A single clutch of two to five eggs is laid with four being most common. The eggs measure about 41 × 29 mm and weigh around 17.9 g. They are smooth, slightly glossy and oval to pear-shaped. They are variable in colour but are commonly pale green-brown with dark brown markings, densest at the larger end. Incubation begins when the first egg is laid and lasts for about 22–24 days. The female is mainly responsible for incubating the eggs but the male may help towards the end.

The young birds are precocial and are able to leave the nest soon after hatching. They are buff above with dark grey markings and are white below. They are able to feed themselves but are protected by the parents, particularly the male. They fledge after 19–21 days.

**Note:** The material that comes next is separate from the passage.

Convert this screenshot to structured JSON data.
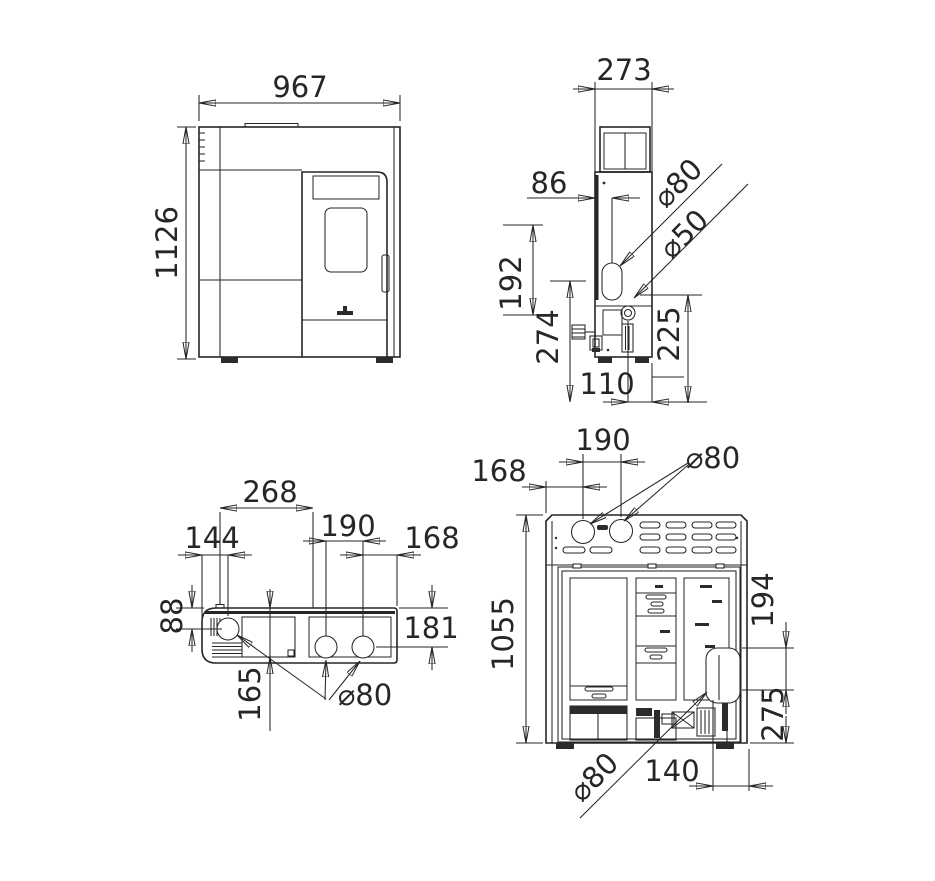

==Status and conservation==
According to the International Union for Conservation of Nature (IUCN), the ruddy turnstone population is currently very stable. Environment Canada surveys suggest that they have in fact decreased in abundance relative to the 1970s (up to 50% by one estimate) and face a variety of threats during migration and winter. They estimate that the Canadian population is 100,000–500,000 adults. The Canadian Wildlife Service estimates that the worldwide population of ruddy turnstones is 449,000, and that 235,000 are breeding in North America while the rest are breeding throughout the Arctic regions. They are very common and widespread. Their remote breeding range and widespread winter range should help them remain a common species.